Website usability and positive user experience (UX) are essential to the success of any inbound marketing strategy. But wait, aren’t usability and UX the same thing? Not quite.
If you’re unsure about the differences between website usability and user experience, here’s an analogy:
Consider your ideal car, truck or SUV. No matter what type of vehicle it is, it’s primary job is to get you from point A to point B. In addition to it’s primary job of getting you places, vehicles can help you accomplish other desired tasks such as hauling things or people—in which case it would need adequate storage space or extra seating. Without these essential features, your vehicle isn’t very usable. Anyone who has ever tried to haul a mattress from point A to point B on top of a compact car can atest to that.
Website usability is the ability to accomplish a desired task on a website.
While a business website’s primary job is to deliver information and generate leads, without the essential features needed (accessibility, intuitive navigation, and aesthetically pleasing design) your audience may find your website as unusable as a Ford Pinto on moving day.
Continuing with the analogy, there are other attributes people consider in an ideal car, truck or SUV such as the shape, paint color, safety rating or roar of the engine. These features are less about the usability of the vehicle and more about how it makes them feel. They can feel cool in a flashy red sports car, powerful in a souped up 4×4 or safe in a crash-tested minivan. Driving a vehicle that doesn’t possess your desired attributes can leave you feeling underwhelmed—a poor overall experience.
When it comes to a company’s website, user experience (UX) is the feeling users have when seeking information or attempting to accomplish a task. Any business website that is intended to draw in prospects and convert visitors into leads should set out to provide a positive user experience that leaves them feeling good about their time spent on the website. Essentially, this means delivering the right information and the right content at the right time—and in a visually appealing yet easily digestible way. Without the essential features for a positive UX, your audience can be left feeling unsatisfied and will likely end up leaving the site to find information or services elsewhere.
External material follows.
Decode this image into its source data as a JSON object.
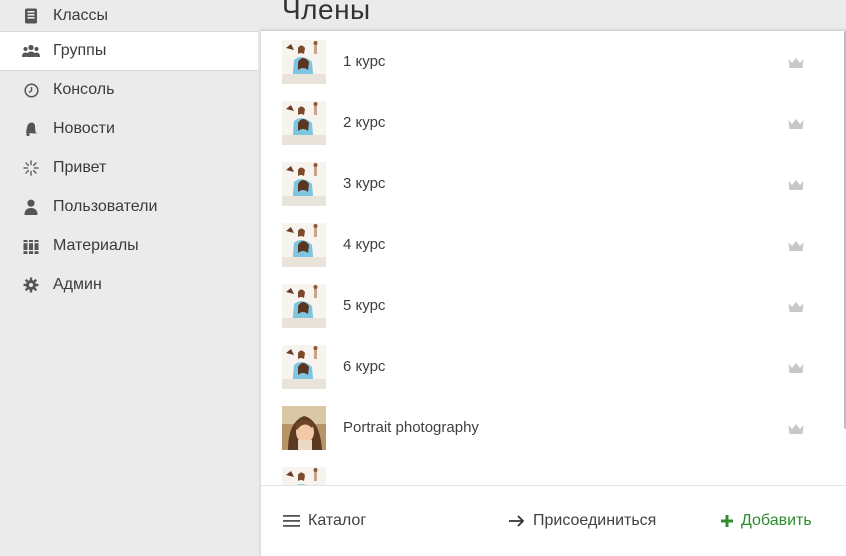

This analogy can also help illustrate the way usability and UX overlap. Just because someone thinks a vehicle is usable—has the proper storage and seating for example—it doesn’t guarantee they would have a positive experience driving it. It may be an ugly shape or color that leaves them feeling embarrassed instead of cool. However, in order for it to be an ideal car, it must be usable or else it wouldn’t be considered an ideal car.
The same goes for usability and UX. Just because you have a highly usable website, it doesn’t mean your visitors will have a positive user experience. There’s more to UX than usability. However, you can’t provide a good UX without usability because your audience expects your website to be highly usable.
Okay, enough of the vehicle analogy. Understanding the difference between usability and user experience is important—especially when executing an inbound marketing strategy that relies on converting a constant flow of site traffic into leads.
Let’s take a closer look at the differences between website usability and user experience:
Ability vs. Emotions
Website usability is the ability to perform a desired task on a website. For a business’s website, this means the ability to find, read and understand content quickly and easily—on any browsing device—by navigating through an intuitive menu structure and skimming content.
User experience is the overall emotion felt when interacting with a company’s brand. This includes the feelings site visitors have when browsing and navigating a business’s website and goes much deeper than just the ability to find, read and understand content. The content itself plays a big role in providing a good user experience.
Good Usability vs. Good User Experience
In order to ensure good usability, a website needs to be as easy to use as possible. This can be ensured with an intuitive navigation structure and aesthetically pleasing design—such as simplicity, visual hierarchy and consistency. The goal is to limit obstacles between the site visitor and the site’s content.
In addition to having good usability, a positive overall user experience on a website requires a thorough understanding of the target audience in order to deliver the right content that will make them happy. It’s important to identify not only who they are, but what types of content they are looking for and what topics they’re interested in.
This is where usability, user experience and inbound marketing go hand in hand … in hand. The key to delivering quality content to your audience at the right time is to provide content for every stage of the buyer’s journey. Every persona that enters your website falls into one of three categories based on their interest level in your products or services: Awareness, Consideration, and Decision. All of these personas expect a highly usable website, but when it comes to providing a good user experience, it helps to greet them with content that is relevant and interesting to them specifically.
For example: A site visitor in the Awareness stage is not likely to go straight to pricing information or request a demo. First, they need to understand more about your product or service and even more about the symptoms of their potential business problem or need. Providing them with educational content that helps them through this stage of the buyer’s journey—and the following stages—will set the tone for a great user experience overall.